You scenarios aren't really complex. I'll grant that what you planned to happen is what happened. Doing the back leaner that way you did it was good thinking... except for that whole shackle/skid steer thing. And that's what everybody else took exception to as well. There's good reason for it. Rope has limited capacity. Bend it sharply and then tension it and you've diminished that capacity very significantly. Anyone who's taken some time to learn about rope and it's application knows that. Add to that the fact that you don't know how much tension you're applying and you risk pushing it to failure. That's not disputed by anyone, it's common knowledge across all roped disciplines. So in that sense, you WERE lucky.
I understand that if you do something enough you develop a sense of whether you're pushing too far or not... but you can't put that in a how-to video and expect people to accept it as a formal method. It's a personal choice and a personal risk... not a generally accepted practice.
Tree guys do creative rigging all the time, at times it gets very complex but I think most agree that simple is much better and usually more productive. The current trend is to do less and less damage to the landscape and other plants, so watching a redbud or a dogwood get impact pruned immediately raises questions.

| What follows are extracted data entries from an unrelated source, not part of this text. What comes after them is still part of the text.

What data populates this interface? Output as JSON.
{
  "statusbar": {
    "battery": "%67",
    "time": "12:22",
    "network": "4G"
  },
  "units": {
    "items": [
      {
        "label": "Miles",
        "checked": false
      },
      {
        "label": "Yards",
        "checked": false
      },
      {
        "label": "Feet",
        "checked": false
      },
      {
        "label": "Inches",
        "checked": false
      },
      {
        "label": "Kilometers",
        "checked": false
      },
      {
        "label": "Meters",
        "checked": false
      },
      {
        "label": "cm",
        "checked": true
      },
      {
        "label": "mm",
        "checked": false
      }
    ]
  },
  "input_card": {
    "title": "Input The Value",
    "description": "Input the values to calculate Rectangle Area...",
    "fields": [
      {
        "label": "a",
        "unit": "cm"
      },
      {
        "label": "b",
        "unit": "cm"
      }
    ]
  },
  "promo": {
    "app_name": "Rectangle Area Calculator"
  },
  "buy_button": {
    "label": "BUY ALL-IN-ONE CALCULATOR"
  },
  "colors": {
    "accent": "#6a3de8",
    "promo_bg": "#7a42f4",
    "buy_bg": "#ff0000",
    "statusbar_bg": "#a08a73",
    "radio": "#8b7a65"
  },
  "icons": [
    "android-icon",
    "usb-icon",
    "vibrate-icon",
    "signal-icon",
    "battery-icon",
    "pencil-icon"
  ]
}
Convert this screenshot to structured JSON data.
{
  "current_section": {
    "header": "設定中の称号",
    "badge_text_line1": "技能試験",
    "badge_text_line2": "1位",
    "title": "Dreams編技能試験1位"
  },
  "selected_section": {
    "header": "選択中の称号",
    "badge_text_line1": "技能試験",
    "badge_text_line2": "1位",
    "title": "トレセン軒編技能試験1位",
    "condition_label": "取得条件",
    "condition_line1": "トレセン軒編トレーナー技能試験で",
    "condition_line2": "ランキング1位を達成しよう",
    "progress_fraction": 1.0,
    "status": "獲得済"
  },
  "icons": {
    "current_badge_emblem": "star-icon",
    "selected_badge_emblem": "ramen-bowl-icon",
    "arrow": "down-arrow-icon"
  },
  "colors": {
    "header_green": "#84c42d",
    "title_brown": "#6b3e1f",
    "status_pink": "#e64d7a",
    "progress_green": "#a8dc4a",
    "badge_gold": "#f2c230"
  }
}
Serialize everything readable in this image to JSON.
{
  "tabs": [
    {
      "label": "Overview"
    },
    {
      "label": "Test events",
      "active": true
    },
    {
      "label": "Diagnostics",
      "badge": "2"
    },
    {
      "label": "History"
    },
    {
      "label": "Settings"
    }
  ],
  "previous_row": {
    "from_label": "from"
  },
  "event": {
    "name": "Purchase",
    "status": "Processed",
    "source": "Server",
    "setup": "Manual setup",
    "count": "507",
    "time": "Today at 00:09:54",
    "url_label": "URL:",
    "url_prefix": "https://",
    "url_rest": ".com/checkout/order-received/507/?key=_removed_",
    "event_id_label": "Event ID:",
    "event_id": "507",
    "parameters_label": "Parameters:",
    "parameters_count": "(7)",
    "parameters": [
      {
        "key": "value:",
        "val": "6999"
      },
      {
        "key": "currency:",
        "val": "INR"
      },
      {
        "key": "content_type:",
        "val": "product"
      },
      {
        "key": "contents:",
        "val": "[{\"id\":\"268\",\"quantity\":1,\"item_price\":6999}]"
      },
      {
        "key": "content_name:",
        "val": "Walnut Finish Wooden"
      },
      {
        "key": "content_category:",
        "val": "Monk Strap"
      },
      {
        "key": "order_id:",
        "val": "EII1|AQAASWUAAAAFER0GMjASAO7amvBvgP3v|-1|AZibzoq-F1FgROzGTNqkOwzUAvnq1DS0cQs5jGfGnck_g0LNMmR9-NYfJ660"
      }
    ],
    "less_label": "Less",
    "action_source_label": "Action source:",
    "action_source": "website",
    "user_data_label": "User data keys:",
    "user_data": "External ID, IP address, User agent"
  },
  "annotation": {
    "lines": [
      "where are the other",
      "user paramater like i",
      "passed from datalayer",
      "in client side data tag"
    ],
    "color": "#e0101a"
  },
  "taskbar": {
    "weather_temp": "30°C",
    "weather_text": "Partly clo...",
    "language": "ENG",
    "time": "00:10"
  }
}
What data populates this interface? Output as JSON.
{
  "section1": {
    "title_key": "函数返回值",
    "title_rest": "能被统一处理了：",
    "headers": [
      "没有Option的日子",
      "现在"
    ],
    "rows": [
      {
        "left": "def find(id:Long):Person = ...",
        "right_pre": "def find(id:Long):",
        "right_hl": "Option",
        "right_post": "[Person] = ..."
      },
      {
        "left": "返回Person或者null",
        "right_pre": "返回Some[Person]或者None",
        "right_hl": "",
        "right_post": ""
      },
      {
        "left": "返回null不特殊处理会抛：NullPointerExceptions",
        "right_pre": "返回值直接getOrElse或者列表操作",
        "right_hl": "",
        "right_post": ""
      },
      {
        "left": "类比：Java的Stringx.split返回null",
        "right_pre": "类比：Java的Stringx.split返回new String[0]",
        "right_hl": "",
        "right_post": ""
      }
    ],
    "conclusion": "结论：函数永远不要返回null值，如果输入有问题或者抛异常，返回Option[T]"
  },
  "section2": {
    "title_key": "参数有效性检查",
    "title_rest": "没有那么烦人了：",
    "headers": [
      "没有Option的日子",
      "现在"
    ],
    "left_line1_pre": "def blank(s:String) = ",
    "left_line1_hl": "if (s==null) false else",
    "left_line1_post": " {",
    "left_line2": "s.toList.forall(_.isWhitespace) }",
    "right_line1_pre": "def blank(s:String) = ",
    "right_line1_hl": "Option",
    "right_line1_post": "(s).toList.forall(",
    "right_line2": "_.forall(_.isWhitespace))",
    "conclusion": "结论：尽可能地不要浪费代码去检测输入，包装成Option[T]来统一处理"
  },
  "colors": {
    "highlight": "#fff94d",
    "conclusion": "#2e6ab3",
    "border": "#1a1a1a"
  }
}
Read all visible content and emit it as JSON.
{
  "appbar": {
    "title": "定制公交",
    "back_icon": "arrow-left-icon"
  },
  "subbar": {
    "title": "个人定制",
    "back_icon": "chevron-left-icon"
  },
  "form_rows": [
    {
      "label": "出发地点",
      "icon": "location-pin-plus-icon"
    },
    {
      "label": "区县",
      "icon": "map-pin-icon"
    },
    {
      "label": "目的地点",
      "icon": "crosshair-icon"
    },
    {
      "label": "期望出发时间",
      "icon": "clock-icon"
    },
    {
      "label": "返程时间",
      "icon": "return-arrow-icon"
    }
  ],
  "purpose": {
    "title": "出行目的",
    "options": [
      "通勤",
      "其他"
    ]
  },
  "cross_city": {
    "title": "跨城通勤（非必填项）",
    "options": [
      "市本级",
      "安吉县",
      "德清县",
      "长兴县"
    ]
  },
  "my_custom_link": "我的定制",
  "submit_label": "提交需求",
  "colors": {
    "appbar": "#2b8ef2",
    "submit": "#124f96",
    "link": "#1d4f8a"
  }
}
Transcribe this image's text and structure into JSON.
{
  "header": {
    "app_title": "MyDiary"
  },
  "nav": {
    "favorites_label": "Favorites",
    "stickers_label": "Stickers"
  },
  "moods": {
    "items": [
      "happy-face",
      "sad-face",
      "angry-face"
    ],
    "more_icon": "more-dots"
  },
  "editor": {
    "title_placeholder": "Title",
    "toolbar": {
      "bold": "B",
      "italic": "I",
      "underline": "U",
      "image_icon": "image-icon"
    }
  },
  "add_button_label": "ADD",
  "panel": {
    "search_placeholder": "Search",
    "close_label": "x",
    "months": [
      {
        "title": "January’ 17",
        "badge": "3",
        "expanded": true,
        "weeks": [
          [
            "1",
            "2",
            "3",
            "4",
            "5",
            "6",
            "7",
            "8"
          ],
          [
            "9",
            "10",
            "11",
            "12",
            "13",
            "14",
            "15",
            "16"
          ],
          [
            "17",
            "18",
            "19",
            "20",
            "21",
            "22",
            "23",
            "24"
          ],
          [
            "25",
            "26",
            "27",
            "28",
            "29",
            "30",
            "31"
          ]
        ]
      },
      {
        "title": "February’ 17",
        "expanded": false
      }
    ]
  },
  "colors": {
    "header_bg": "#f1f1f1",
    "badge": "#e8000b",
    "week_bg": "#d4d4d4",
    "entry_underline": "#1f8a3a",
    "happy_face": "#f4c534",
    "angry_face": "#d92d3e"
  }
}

What your videos have depicted aren't unusual, lot's of us have pulled leaners back and let them fall sideways mid-pull to get them into a tight LZ... it's just tree work, it's intermediate to advanced but it's not cutting edge... it's not even new.
If you posted the videos as just videos of your work rather than instructional and accepted criticism calmly I think you would be received very differently. We don't want to have your methods shoved at us as though you're the tree god and we're just armchair tree hacks. We know what we're doing, you aren't the only one, we all put wood on the ground daily.
If you would simply accept that and recognize that you're one of us, not our superior, all this drama would just go away and I'd have to find another way to expend my energy... which i will gladly do.